Parmi deux scénarios proposés par l'AIE, l'un se démarque. Il examine la propre vision de l'Afrique pour l'avenir sur la base de son Agenda 2063 et d'autres politiques régionales clés. Et comme le suggère le rapport, l'Afrique est confrontée à une occasion unique de le faire de la bonne manière sans répéter les nombreuses erreurs commises par les pays industriellement développés afin de pouvoir choisir une voie beaucoup moins intensive en carbone.

Grâce à des politiques d'investissement et de collaboration judicieuses, la plupart de ces défis peuvent être résolus et nous pouvons nous attendre à ce que plus des trois quarts des nouvelles capacités proviennent de sources propres. Et si tout se passe bien, dans 20 ans, nous pourrions voir une économie quatre fois plus importante mais alimentée par seulement 50% d'énergie en plus.

Pendant ce temps, de nombreux défis demeurent, avec 600 millions de personnes toujours sans accès à l'électricité et 900 millions sans accès à une cuisine propre. Le manque d'eau potable et d'hygiène appropriée entraîne 500 000 décès prématurés chaque année. Environ 80% des entreprises en Afrique subsaharienne subissent encore des pannes d'électricité, entraînant souvent des pertes économiques.

Pour voir comment ces défis peuvent être relevés et tirer parti de la dynamique actuelle, le rapport fournit une analyse approfondie des facteurs influençant le développement énergétique de l'Afrique, ainsi que des modèles détaillés pour 11 pays subsahariens.
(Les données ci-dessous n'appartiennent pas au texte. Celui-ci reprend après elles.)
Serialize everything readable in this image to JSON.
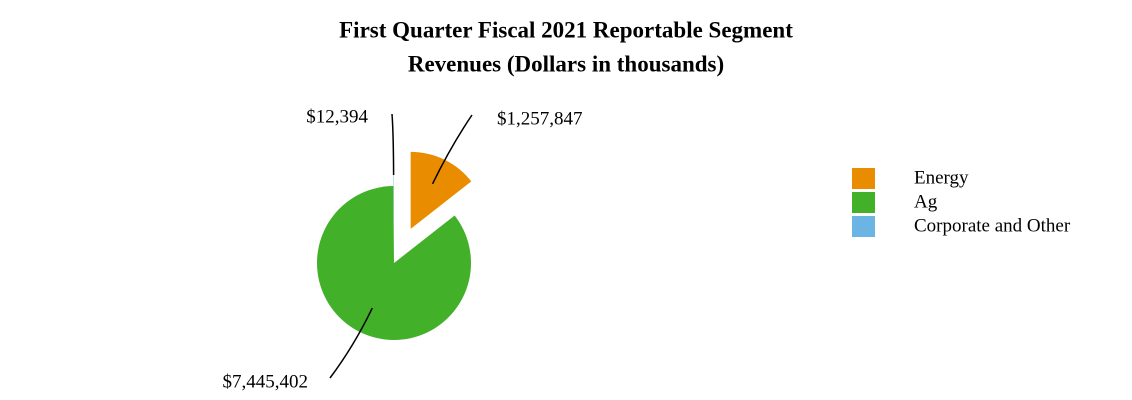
{
  "chart_data": {
    "type": "pie",
    "title": [
      "First Quarter Fiscal 2021 Reportable Segment",
      "Revenues (Dollars in thousands)"
    ],
    "categories": [
      "Energy",
      "Ag",
      "Corporate and Other"
    ],
    "values": [
      1257847,
      7445402,
      12394
    ],
    "value_labels": [
      "$1,257,847",
      "$7,445,402",
      "$12,394"
    ],
    "colors": [
      "#ea8c00",
      "#43b02a",
      "#6cb4e4"
    ],
    "legend": "right"
  }
}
Cela fournit "un niveau de détail beaucoup plus élevé que toute autre analyse énergétique en Afrique", y compris des informations sur les réserves de combustibles fossiles, le commerce de l'énergie et les défis propres à chaque pays. Il prend également en compte les défis liés à l'urbanisation, à l'industrialisation et à d'autres tendances clés.

Pour gérer efficacement la transition, les décideurs devront donner la priorité aux avantages publics et à la gestion responsable des ressources. Il sera crucial d'éviter les options qui compromettent l'avenir pour obtenir des gains économiques à court terme (par exemple, le développement des hydrocarbures), en investissant dans la transparence et la diversification.

Commentant les conclusions du rapport, la directrice exécutive de l'AIE, le Dr Faith Birol, est optimiste quant à l'avenir de la région et à son rôle global plus large. «L'Afrique détient la clé des transitions énergétiques mondiales, car c'est le continent qui possède les ingrédients les plus importants pour produire des technologies critiques», dit-il.

Le rapport pourrait susciter un intérêt plus grand et beaucoup plus éclairé pour la région de la part d'investisseurs potentiels et de partenaires du monde entier. Il reste important de parcourir un chemin en dehors des intérêts purement économiques et géopolitiques afin que l'avenir énergétique de l'Afrique puisse être bien aligné sur les frontières planétaires.


Vidéo: Cop 21- Les opportunités du climat en Afrique: adaptation et prospérité (Août 2022).